Die Medien rennen nach authentischen Geschichten, nach Augenzeugenberichten, die den Tathergang plastisch werden lassen. Für die Medien wurde Winnenden die Story der Jahres aber in erster Linie ein Geschäft!
Es lohnt sich - gegenüber den Medien - Vorsicht walten zu lassen. So konnte nachträglich die Ankündigung der Tat im Chatroom als Fälschung entlarvt werden. Auch die SPIEGEL Meldung, Tim habe am Vorabend der Tat das Killerspiel "FarCry2" um 21.40 Uhr gespielt, ist nicht erhärtet.
Was besonders fragwürdig ist: Wenn die Täter in den Medien mit Montur und Waffe abgebildet werden.
Täter können bei gewissen Jugendlichen Kultstatus erhalten. Es gibt bereits Fanclubs, die sogar den Geburtstag der Täter feiern. Vor allem fragwürdige Abbildungen der in schwarz gekleideten Massenmörder mit der Waffe in der Hand könnten zur Nachahmung animieren. Da haben die Medien sicherlich eine Verantwortung. Sie dürfen den Anreiz zur Nachahmung nicht mit entsprechenden Bildern schüren (Täter in schwarzen Mantel und Waffe). Diese Thematik wurde in vielen Redaktionen nach den Publikationen reflektiert, nachdem BILD den Mörder gross abgebildet hatte mit einer Waffe in der Hand, Die Mündung der Pistole gegen den Betrachter gerichtet .

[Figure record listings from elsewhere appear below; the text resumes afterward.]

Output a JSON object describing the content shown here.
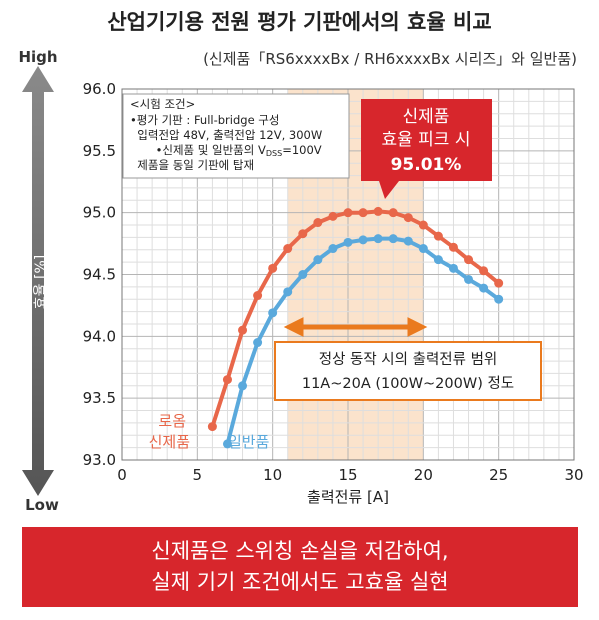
{
  "header": {
    "title": "산업기기용 전원 평가 기판에서의 효율 비교",
    "subtitle": "(신제품「RS6xxxxBx / RH6xxxxBx 시리즈」와 일반품)"
  },
  "axis_arrow": {
    "high": "High",
    "low": "Low"
  },
  "conditions_box": {
    "heading": "<시험 조건>",
    "lines": [
      "•평가 기판 : Full-bridge 구성",
      "  입력전압 48V, 출력전압 12V, 300W",
      "•신제품 및 일반품의 V",
      "  제품을 동일 기판에 탑재"
    ],
    "vdss_sub": "DSS",
    "vdss_suffix": "=100V"
  },
  "peak_callout": {
    "line1": "신제품",
    "line2": "효율 피크 시",
    "line3": "95.01%"
  },
  "range_box": {
    "line1": "정상 동작 시의 출력전류 범위",
    "line2": "11A~20A (100W~200W) 정도"
  },
  "series_labels": {
    "new_line1": "로옴",
    "new_line2": "신제품",
    "conventional": "일반품"
  },
  "banner": {
    "line1": "신제품은 스위칭 손실을 저감하여,",
    "line2": "실제 기기 조건에서도 고효율 실현"
  },
  "colors": {
    "new": "#e8674a",
    "conventional": "#5aa9dc",
    "highlight": "#fbe3cc",
    "accent": "#d7262c",
    "range_arrow": "#ea7a1e"
  },
  "chart_data": {
    "type": "line",
    "title": "산업기기용 전원 평가 기판에서의 효율 비교",
    "xlabel": "출력전류 [A]",
    "ylabel": "효율 [%]",
    "xlim": [
      0,
      30
    ],
    "ylim": [
      93.0,
      96.0
    ],
    "xticks": [
      0,
      5,
      10,
      15,
      20,
      25,
      30
    ],
    "yticks": [
      93.0,
      93.5,
      94.0,
      94.5,
      95.0,
      95.5,
      96.0
    ],
    "grid": true,
    "highlight_range": [
      11,
      20
    ],
    "series": [
      {
        "name": "로옴 신제품",
        "x": [
          6,
          7,
          8,
          9,
          10,
          11,
          12,
          13,
          14,
          15,
          16,
          17,
          18,
          19,
          20,
          21,
          22,
          23,
          24,
          25
        ],
        "y": [
          93.27,
          93.65,
          94.05,
          94.33,
          94.55,
          94.71,
          94.83,
          94.92,
          94.97,
          95.0,
          95.0,
          95.01,
          95.0,
          94.96,
          94.9,
          94.81,
          94.72,
          94.62,
          94.53,
          94.43
        ]
      },
      {
        "name": "일반품",
        "x": [
          7,
          8,
          9,
          10,
          11,
          12,
          13,
          14,
          15,
          16,
          17,
          18,
          19,
          20,
          21,
          22,
          23,
          24,
          25
        ],
        "y": [
          93.13,
          93.6,
          93.95,
          94.19,
          94.36,
          94.5,
          94.62,
          94.71,
          94.76,
          94.78,
          94.79,
          94.79,
          94.77,
          94.71,
          94.62,
          94.55,
          94.46,
          94.39,
          94.3
        ]
      }
    ]
  }
}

Unbedachte Aktionitis der deutschen Bundeskanzlerin
Angela Merkel wollte nach der Bluttat in Winnenden ein Zeichen setzen, um zu zeigen, dass die Regierung nicht untätig bleibt. Sie schlug vor, direkte Kontrollen durchzuführen, ob die Bestimmungen über den Besitz von Waffen in Haushalten eingehalten werden. Die Bundeskanzlerin müsste sich jedoch bewusst sein, dass im Deutschland das Personal für eine flächendeckende Kontrolle fehlt und zudem die rechtlichen Grundlagen und Haushalte nicht ohne Hausdurchsuchungsbefehle durchsucht werden dürften.
Kommentar:
Der Vorschlag Merkels ist ein typischer unbedachter Schnellschuss einer Politikerin, die etwas sagt, damit etwas gesagt ist und etwas tun möchte, damit die Oeffentlichkeit das Gefühl hat, es werde etwas getan.
Nachtrag vom 17.3.09:
Ich zitiere blick-online:
Es gibt erstaunlich viele Nachahmetäter
Der Amoklauf hat nach Angaben des baden-württembergischen Innenminister Heribert Recht zahlreiche Trittbrettfahrer animiert. Bis Montag hätten allein in seinem Bundesland 52 Nachahmer ähnliche Taten angedroht, sagte Rech in Stuttgart.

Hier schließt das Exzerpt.